The battle through cancer isn't an easy one. Nor for the patients, nor for their family or friends. It is a sensitive state and the last they need at that stage is to struggle finding their way around while getting their treatment at the hospital.
Wayfinding at the hospital currently left patients confused and frustrated. They felt lost or intimidated with information. We assisted Memorial Sloan Kettering Cancer Center (MSKCC) in providing a system that would put the needs of patients and families first as well as give clear, concise information through easy to follow directions.
We also felt any solution should apply to diverse environments and grow over time as new hospital environments are built.
We designed a wayfinding experience that made patients feel confident, welcome, and at ease in a way that accommodates MSKCC's complex architectural needs, naming conventions, and brand guidelines.
The design is soon to be prototyped at MSKCC's main hospital and promises to empower the patients to better cope with the biggest fight of their lives, allowing the MSKCC family to provide them with the best care.
Ideation workshop with stakeholders
Prototyping in the hospital
Diorama in making
Research & Strategy presentation
The Memorial Sloan Kettering Cancer Center (MSKCC) is a compound of health care facilities spread throughout New York City that aims to provide world class cancer treatment, part of which includes providing the best patient experience possible. Their growth and physical acquisitions over the past 100 years has caused their main campus to be a hodge podge of connected buildings with different architectural styles and unique physical challenges, leading to a disjointed experience for patients, visitors, and staff. Currently, wayfinding at MSKCC is nothing but chaotic: signage from different eras and viewpoints clutter the landscape and lacks a strategic, cohesive approach to this essential, yet often overlooked element of the user experience.
Knowing this, we were given the task to understand the operational needs of the main building and propose a better wayfinding system. The solution needed to be an analog solution, work with the existing infrastructure, coexist with the new brand guidelines, evolve with their growth and changing needs of their environment and be scalable in order to be replicated in their satellite facilities throughout the city.
Throughout the 15 week process, taking a human-centered approach, we used many methods and techniques to gather information, gain insights and get inspiration including: observation and emersion in the space; stakeholder interviews with staff, patients, and caregivers; an ideation workshop; and 2 prototyping trips including in-hospital prototyping , digital prototyping, feedback and intercepts. We created a design strategy along with specific design recommendations to help MSK move forward in implementing a plan for wayfinding throughout its facilities. We also designed a diorama to demonstrate how our design recommendations work as a system throughout a space. As part of the package we presented them with a guide book with guidelines for implementing the design elements with templates, details etc. From extensive contextual observations of the space and interviews with key stakeholders (facilities, architecture and planning, medical staff) we live prototyped two disparate solutions to solve wayfinding challenges; a neighborhood approach and a line/connector approach. Ultimately we came up with a final hybrid solution that provides the right level of detail at the right time.

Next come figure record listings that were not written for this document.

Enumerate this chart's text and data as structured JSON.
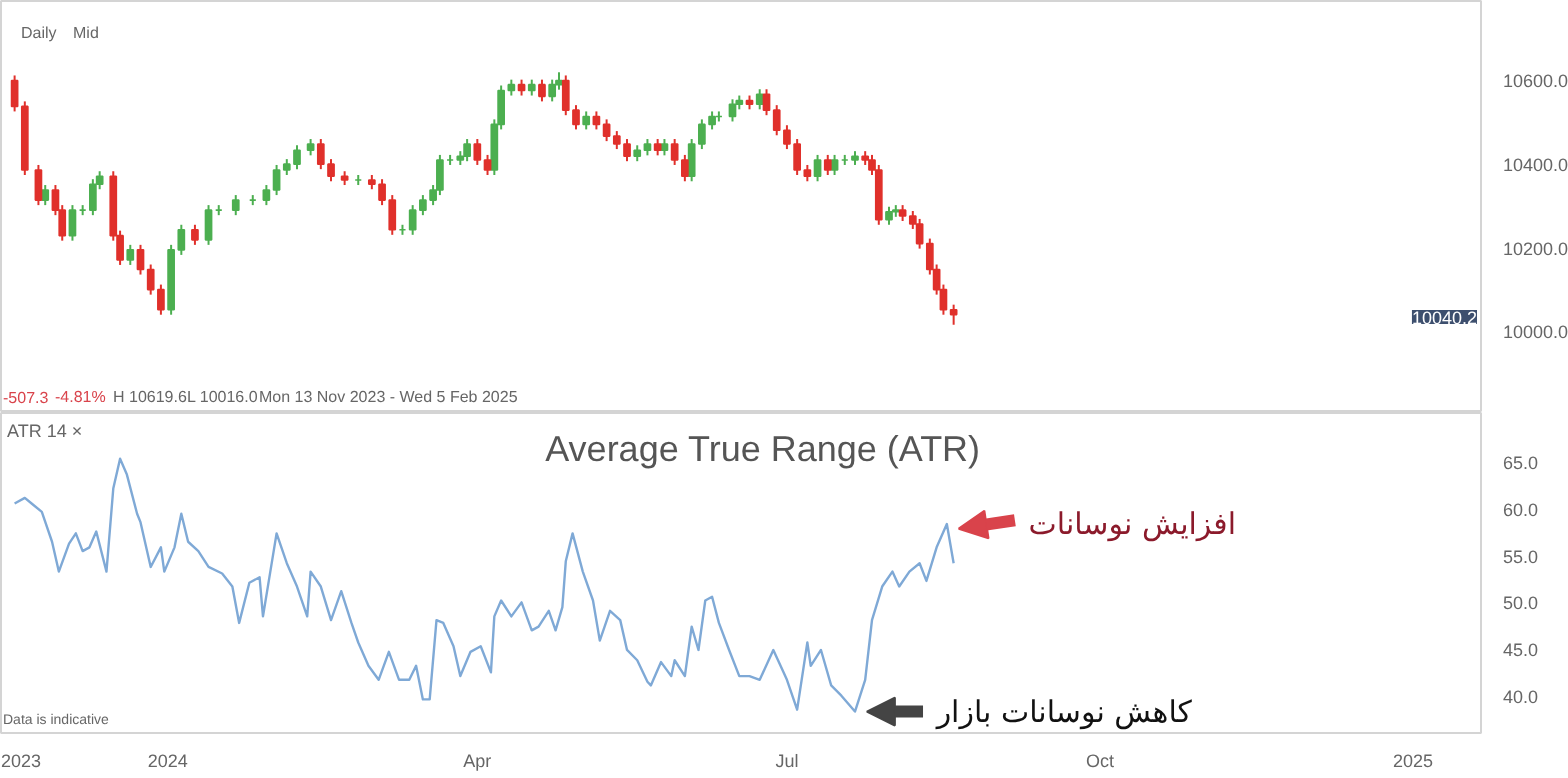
{
  "chart_data": [
    {
      "type": "candlestick",
      "xlim": [
        "2023-11-13",
        "2025-01-21"
      ],
      "ylim": [
        9805,
        10790
      ],
      "yticks": [
        {
          "value": 10000,
          "label": "10000.0"
        },
        {
          "value": 10200,
          "label": "10200.0"
        },
        {
          "value": 10400,
          "label": "10400.0"
        },
        {
          "value": 10600,
          "label": "10600.0"
        }
      ],
      "tick_labels": "y",
      "annotations": [
        "Daily",
        "Mid",
        "-507.3",
        "-4.81%",
        "H 10619.6",
        "L 10016.0",
        "Mon 13 Nov 2023 - Wed 5 Feb 2025",
        "10040.2"
      ],
      "x": [
        "2023-11-17",
        "2023-11-20",
        "2023-11-24",
        "2023-11-26",
        "2023-11-29",
        "2023-12-01",
        "2023-12-04",
        "2023-12-07",
        "2023-12-10",
        "2023-12-12",
        "2023-12-16",
        "2023-12-18",
        "2023-12-21",
        "2023-12-24",
        "2023-12-27",
        "2023-12-30",
        "2024-01-02",
        "2024-01-05",
        "2024-01-09",
        "2024-01-13",
        "2024-01-16",
        "2024-01-21",
        "2024-01-26",
        "2024-01-30",
        "2024-02-02",
        "2024-02-05",
        "2024-02-08",
        "2024-02-12",
        "2024-02-15",
        "2024-02-18",
        "2024-02-22",
        "2024-02-26",
        "2024-03-01",
        "2024-03-04",
        "2024-03-07",
        "2024-03-10",
        "2024-03-13",
        "2024-03-16",
        "2024-03-19",
        "2024-03-21",
        "2024-03-24",
        "2024-03-27",
        "2024-03-29",
        "2024-04-01",
        "2024-04-04",
        "2024-04-06",
        "2024-04-08",
        "2024-04-11",
        "2024-04-14",
        "2024-04-17",
        "2024-04-20",
        "2024-04-23",
        "2024-04-25",
        "2024-04-27",
        "2024-04-30",
        "2024-05-03",
        "2024-05-06",
        "2024-05-09",
        "2024-05-12",
        "2024-05-15",
        "2024-05-18",
        "2024-05-21",
        "2024-05-24",
        "2024-05-26",
        "2024-05-29",
        "2024-06-01",
        "2024-06-03",
        "2024-06-06",
        "2024-06-09",
        "2024-06-11",
        "2024-06-15",
        "2024-06-17",
        "2024-06-20",
        "2024-06-23",
        "2024-06-25",
        "2024-06-28",
        "2024-07-01",
        "2024-07-04",
        "2024-07-07",
        "2024-07-10",
        "2024-07-13",
        "2024-07-15",
        "2024-07-18",
        "2024-07-21",
        "2024-07-24",
        "2024-07-26",
        "2024-07-28",
        "2024-07-31",
        "2024-08-02",
        "2024-08-04",
        "2024-08-07",
        "2024-08-09",
        "2024-08-12",
        "2024-08-14",
        "2024-08-16",
        "2024-08-19"
      ],
      "ohlc": [
        [
          10600,
          10612,
          10526,
          10538
        ],
        [
          10538,
          10550,
          10374,
          10386
        ],
        [
          10386,
          10398,
          10302,
          10314
        ],
        [
          10314,
          10350,
          10302,
          10338
        ],
        [
          10338,
          10350,
          10278,
          10290
        ],
        [
          10290,
          10302,
          10217,
          10229
        ],
        [
          10229,
          10302,
          10217,
          10290
        ],
        [
          10290,
          10302,
          10278,
          10290
        ],
        [
          10290,
          10364,
          10278,
          10352
        ],
        [
          10352,
          10383,
          10340,
          10371
        ],
        [
          10371,
          10383,
          10217,
          10229
        ],
        [
          10229,
          10241,
          10159,
          10171
        ],
        [
          10171,
          10207,
          10159,
          10195
        ],
        [
          10195,
          10207,
          10136,
          10148
        ],
        [
          10148,
          10160,
          10088,
          10100
        ],
        [
          10100,
          10112,
          10040,
          10052
        ],
        [
          10052,
          10207,
          10040,
          10195
        ],
        [
          10195,
          10255,
          10183,
          10243
        ],
        [
          10243,
          10255,
          10207,
          10219
        ],
        [
          10219,
          10302,
          10207,
          10290
        ],
        [
          10290,
          10302,
          10278,
          10290
        ],
        [
          10290,
          10326,
          10278,
          10314
        ],
        [
          10314,
          10326,
          10302,
          10314
        ],
        [
          10314,
          10350,
          10302,
          10338
        ],
        [
          10338,
          10398,
          10326,
          10386
        ],
        [
          10386,
          10412,
          10374,
          10400
        ],
        [
          10400,
          10445,
          10388,
          10433
        ],
        [
          10433,
          10460,
          10421,
          10448
        ],
        [
          10448,
          10460,
          10388,
          10400
        ],
        [
          10400,
          10412,
          10359,
          10371
        ],
        [
          10371,
          10383,
          10350,
          10362
        ],
        [
          10362,
          10374,
          10350,
          10362
        ],
        [
          10362,
          10374,
          10340,
          10352
        ],
        [
          10352,
          10364,
          10302,
          10314
        ],
        [
          10314,
          10326,
          10231,
          10243
        ],
        [
          10243,
          10255,
          10231,
          10243
        ],
        [
          10243,
          10302,
          10231,
          10290
        ],
        [
          10290,
          10326,
          10278,
          10314
        ],
        [
          10314,
          10350,
          10302,
          10338
        ],
        [
          10338,
          10422,
          10326,
          10410
        ],
        [
          10410,
          10422,
          10398,
          10410
        ],
        [
          10410,
          10431,
          10398,
          10419
        ],
        [
          10419,
          10460,
          10407,
          10448
        ],
        [
          10448,
          10460,
          10398,
          10410
        ],
        [
          10410,
          10422,
          10374,
          10386
        ],
        [
          10386,
          10507,
          10374,
          10495
        ],
        [
          10495,
          10588,
          10483,
          10576
        ],
        [
          10576,
          10602,
          10564,
          10590
        ],
        [
          10590,
          10602,
          10564,
          10576
        ],
        [
          10576,
          10602,
          10564,
          10590
        ],
        [
          10590,
          10602,
          10550,
          10562
        ],
        [
          10562,
          10602,
          10550,
          10590
        ],
        [
          10590,
          10619.6,
          10578,
          10600
        ],
        [
          10600,
          10612,
          10517,
          10529
        ],
        [
          10529,
          10541,
          10483,
          10495
        ],
        [
          10495,
          10526,
          10483,
          10514
        ],
        [
          10514,
          10526,
          10483,
          10495
        ],
        [
          10495,
          10507,
          10455,
          10467
        ],
        [
          10467,
          10479,
          10436,
          10448
        ],
        [
          10448,
          10460,
          10407,
          10419
        ],
        [
          10419,
          10445,
          10407,
          10433
        ],
        [
          10433,
          10460,
          10421,
          10448
        ],
        [
          10448,
          10460,
          10421,
          10433
        ],
        [
          10433,
          10460,
          10421,
          10448
        ],
        [
          10448,
          10460,
          10398,
          10410
        ],
        [
          10410,
          10422,
          10359,
          10371
        ],
        [
          10371,
          10460,
          10359,
          10448
        ],
        [
          10448,
          10507,
          10436,
          10495
        ],
        [
          10495,
          10526,
          10483,
          10514
        ],
        [
          10514,
          10526,
          10502,
          10514
        ],
        [
          10514,
          10555,
          10502,
          10543
        ],
        [
          10543,
          10564,
          10531,
          10552
        ],
        [
          10552,
          10564,
          10531,
          10543
        ],
        [
          10543,
          10579,
          10531,
          10567
        ],
        [
          10567,
          10579,
          10517,
          10529
        ],
        [
          10529,
          10541,
          10469,
          10481
        ],
        [
          10481,
          10493,
          10436,
          10448
        ],
        [
          10448,
          10460,
          10374,
          10386
        ],
        [
          10386,
          10398,
          10359,
          10371
        ],
        [
          10371,
          10422,
          10359,
          10410
        ],
        [
          10410,
          10422,
          10374,
          10386
        ],
        [
          10386,
          10422,
          10374,
          10410
        ],
        [
          10410,
          10422,
          10398,
          10410
        ],
        [
          10410,
          10431,
          10398,
          10419
        ],
        [
          10419,
          10431,
          10398,
          10410
        ],
        [
          10410,
          10422,
          10374,
          10386
        ],
        [
          10386,
          10398,
          10255,
          10267
        ],
        [
          10267,
          10298,
          10255,
          10286
        ],
        [
          10286,
          10302,
          10274,
          10290
        ],
        [
          10290,
          10302,
          10264,
          10276
        ],
        [
          10276,
          10288,
          10245,
          10257
        ],
        [
          10257,
          10269,
          10198,
          10210
        ],
        [
          10210,
          10222,
          10136,
          10148
        ],
        [
          10148,
          10160,
          10088,
          10100
        ],
        [
          10100,
          10112,
          10040,
          10052
        ],
        [
          10052,
          10064,
          10016.0,
          10040.2
        ]
      ]
    },
    {
      "type": "line",
      "title": "Average True Range (ATR)",
      "xlim": [
        "2023-11-13",
        "2025-01-21"
      ],
      "ylim": [
        36,
        70.3
      ],
      "xticks": [
        {
          "value": "2023-11-18",
          "label": "2023"
        },
        {
          "value": "2024-01-01",
          "label": "2024"
        },
        {
          "value": "2024-04-01",
          "label": "Apr"
        },
        {
          "value": "2024-07-01",
          "label": "Jul"
        },
        {
          "value": "2024-10-01",
          "label": "Oct"
        },
        {
          "value": "2025-01-01",
          "label": "2025"
        }
      ],
      "yticks": [
        {
          "value": 40,
          "label": "40.0"
        },
        {
          "value": 45,
          "label": "45.0"
        },
        {
          "value": 50,
          "label": "50.0"
        },
        {
          "value": 55,
          "label": "55.0"
        },
        {
          "value": 60,
          "label": "60.0"
        },
        {
          "value": 65,
          "label": "65.0"
        }
      ],
      "annotations": [
        "ATR 14 ×",
        "Data is indicative",
        {
          "text": "افزایش نوسانات",
          "x": "2024-08-17",
          "y": 58.4
        },
        {
          "text": "کاهش نوسانات بازار",
          "x": "2024-07-21",
          "y": 38.3
        }
      ],
      "x": [
        "2023-11-17",
        "2023-11-20",
        "2023-11-22",
        "2023-11-25",
        "2023-11-28",
        "2023-11-30",
        "2023-12-03",
        "2023-12-05",
        "2023-12-07",
        "2023-12-09",
        "2023-12-11",
        "2023-12-14",
        "2023-12-16",
        "2023-12-18",
        "2023-12-20",
        "2023-12-23",
        "2023-12-24",
        "2023-12-27",
        "2023-12-30",
        "2023-12-31",
        "2024-01-03",
        "2024-01-05",
        "2024-01-07",
        "2024-01-10",
        "2024-01-13",
        "2024-01-17",
        "2024-01-20",
        "2024-01-22",
        "2024-01-25",
        "2024-01-28",
        "2024-01-29",
        "2024-02-02",
        "2024-02-05",
        "2024-02-08",
        "2024-02-11",
        "2024-02-12",
        "2024-02-15",
        "2024-02-18",
        "2024-02-21",
        "2024-02-24",
        "2024-02-26",
        "2024-02-29",
        "2024-03-03",
        "2024-03-06",
        "2024-03-09",
        "2024-03-12",
        "2024-03-14",
        "2024-03-16",
        "2024-03-18",
        "2024-03-20",
        "2024-03-22",
        "2024-03-25",
        "2024-03-27",
        "2024-03-30",
        "2024-04-02",
        "2024-04-05",
        "2024-04-06",
        "2024-04-08",
        "2024-04-11",
        "2024-04-14",
        "2024-04-17",
        "2024-04-19",
        "2024-04-22",
        "2024-04-24",
        "2024-04-26",
        "2024-04-27",
        "2024-04-29",
        "2024-05-02",
        "2024-05-05",
        "2024-05-07",
        "2024-05-10",
        "2024-05-13",
        "2024-05-15",
        "2024-05-18",
        "2024-05-21",
        "2024-05-22",
        "2024-05-25",
        "2024-05-28",
        "2024-05-29",
        "2024-06-01",
        "2024-06-03",
        "2024-06-05",
        "2024-06-07",
        "2024-06-09",
        "2024-06-11",
        "2024-06-14",
        "2024-06-17",
        "2024-06-20",
        "2024-06-23",
        "2024-06-27",
        "2024-06-30",
        "2024-07-01",
        "2024-07-04",
        "2024-07-07",
        "2024-07-08",
        "2024-07-11",
        "2024-07-14",
        "2024-07-17",
        "2024-07-21",
        "2024-07-24",
        "2024-07-26",
        "2024-07-29",
        "2024-08-01",
        "2024-08-03",
        "2024-08-06",
        "2024-08-09",
        "2024-08-11",
        "2024-08-14",
        "2024-08-17",
        "2024-08-19"
      ],
      "series": [
        {
          "color": "#7fa9d6",
          "values": [
            60.6,
            61.2,
            60.6,
            59.7,
            56.5,
            53.3,
            56.3,
            57.4,
            55.5,
            55.9,
            57.6,
            53.3,
            62.2,
            65.4,
            63.7,
            59.5,
            58.6,
            53.8,
            55.9,
            53.3,
            55.9,
            59.5,
            56.5,
            55.5,
            53.8,
            53.1,
            51.7,
            47.8,
            52.1,
            52.7,
            48.5,
            57.4,
            54.2,
            51.7,
            48.5,
            53.3,
            51.7,
            48.1,
            51.2,
            47.8,
            45.7,
            43.2,
            41.7,
            44.7,
            41.7,
            41.7,
            43.2,
            39.6,
            39.6,
            48.1,
            47.8,
            45.3,
            42.1,
            44.7,
            45.3,
            42.5,
            48.5,
            50.2,
            48.5,
            50.0,
            47.0,
            47.4,
            49.1,
            47.0,
            49.5,
            54.4,
            57.4,
            53.3,
            50.2,
            45.9,
            49.1,
            48.1,
            44.9,
            43.8,
            41.5,
            41.1,
            43.6,
            42.1,
            43.8,
            42.1,
            47.4,
            44.9,
            50.2,
            50.6,
            47.8,
            44.9,
            42.1,
            42.1,
            41.7,
            44.9,
            42.5,
            41.7,
            38.5,
            45.7,
            43.2,
            44.9,
            41.1,
            40.0,
            38.3,
            41.7,
            48.1,
            51.7,
            53.3,
            51.7,
            53.3,
            54.2,
            52.3,
            55.9,
            58.4,
            54.2
          ]
        }
      ]
    }
  ]
}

By incorporating strong graphical elements with directional cues and easy to digest signage, our final solution sought to give patients and caregivers a little bit of autonomy back to their hospital experience. Battling cancer is challenging enough, finding your doctor shouldn't be.
It wasn't just the patient's perspective that was taken... there was a very thorough end to end process applied to look at the different prototypes and different ideas for how you would support all the different stakeholders to the challenge of moving through.
The prototyping iterations and the physical prototyping was very impressive. It was an enormous amount of work to happen in 13 weeks. The caliber and quality of the dioramas that were produced were really great to see.